TAR Course: 17th Class

Seventeenth Class: Another “Player’s View” of the Workflow

In this class we take a look at the workflow in a complex ESI Review Project from the “Players” perspective, the people involved. In the process of teaching this new perspective we will a little deeper into into the activities of each team member, especially that of the AI Trainer. This is the same basic eight-step workflow we have already discussed, but this time we focus on the iterative training steps four, five and six and the latest approach to do this training in a cost efficient manner. We also provide more information here on teamwork in first pass review as led by the AI Trainer. The primary purpose of the TAR Course is to prepare legal technologists to fulfill the AI Trainer role. In this class the importance of metadata to the AI Trainer will also be explained. The graphic below illustrates the new perspective.

AI Trainers Need Only Look at Metadata

As you can see from the diagram, in the role of AI Trainer you do not actually have to look at any documents, just the ESI metadata, such as number of documents with certain keywords or documents that already have relevance classifications. The metadata is all the information that an AI Trainer needs in order to search, make machine training selection decisions and select documents for reviewers to actually look at and classify (multimodal review). These are steps four, five and six. This new Key Players diagram is another way of describing the iterative process that makes up the core of AI-enhanced document review today.

An AI Trainer could not complete their role in this process with their own limited human capacities and intelligence. They must rely heavily on the input of the machine intelligence, the ranking metadata created by the AI (step-five in the iterated steps 4, 5 and 6 shown above). This is a Hybrid process, Man and Machine, working together using a variety of search techniques.

The highest ranking documents are almost always included in the documents that an AI Trainer selects to batch out to reviewers to examine and code. (Step One in the Key Players work flow.) This ranking is part of the metadata that the AI adds to the ESI. (Step Four in the Key Players work flow.)

Infinity Loop

The iterative training workflow when described in terms of the Key Players forms a figure-eight, an infinity loop, as shown in blue in the diagram below. Step One in the Key Players work flow is the AI Trainer led work of multimodal search and choosing ESI for the Review Attorneys to read and code. Step Two is the work of the Review Attorneys to code the documents. This changes the metadata by adding classifications to the documents they review.
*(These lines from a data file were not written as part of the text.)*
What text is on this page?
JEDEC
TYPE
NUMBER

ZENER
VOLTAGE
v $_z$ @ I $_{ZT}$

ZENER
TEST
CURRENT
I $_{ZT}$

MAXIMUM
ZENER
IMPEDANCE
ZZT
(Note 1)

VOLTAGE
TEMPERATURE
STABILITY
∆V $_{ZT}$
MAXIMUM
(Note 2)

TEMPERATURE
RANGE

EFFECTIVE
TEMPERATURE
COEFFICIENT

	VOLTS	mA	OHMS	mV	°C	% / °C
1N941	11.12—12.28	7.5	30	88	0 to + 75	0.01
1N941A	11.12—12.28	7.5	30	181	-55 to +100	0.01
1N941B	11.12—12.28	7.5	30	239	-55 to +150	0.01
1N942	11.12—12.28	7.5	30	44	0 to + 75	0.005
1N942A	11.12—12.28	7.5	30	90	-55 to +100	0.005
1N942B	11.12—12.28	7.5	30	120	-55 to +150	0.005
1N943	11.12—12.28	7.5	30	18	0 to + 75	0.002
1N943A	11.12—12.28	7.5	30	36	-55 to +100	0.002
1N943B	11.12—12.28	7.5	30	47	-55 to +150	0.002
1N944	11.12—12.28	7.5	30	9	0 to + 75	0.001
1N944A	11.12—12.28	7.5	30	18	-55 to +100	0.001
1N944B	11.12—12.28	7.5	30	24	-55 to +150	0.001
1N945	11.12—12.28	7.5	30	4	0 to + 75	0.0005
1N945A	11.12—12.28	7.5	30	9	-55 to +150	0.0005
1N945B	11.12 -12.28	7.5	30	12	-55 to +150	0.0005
In Step Three the AI Trainer studies the classification metadata created by the Reviewers, and other metadata, and uses this information to choose the ESI to Train the AI. In Step Four the AI re-ranks the ESI again, changing the metadata again. That brings us back to Step One again and the AI Trainer’s work to study the new metadata, create searches and batch out more documents for the Document Reviewers. The highest ranking documents are almost always included in the documents that the AI Trainer selects to batch out to reviewers to examine and code.

This circle eight workflow keeps repeating until all of the responsive documents (ESI) required by the project have been found. That should include all Highly Relevant documents and most, if not close to all, of the merely relevant. The iterative infinity loop comes to an end when the AI Trainer determines that reasonable, proportional efforts have been made and makes a Stop Decision. Then we move onto testing that decision with a random sample, which is part of Step Seven, Zero Error Numerics (ZEN) Quality Control.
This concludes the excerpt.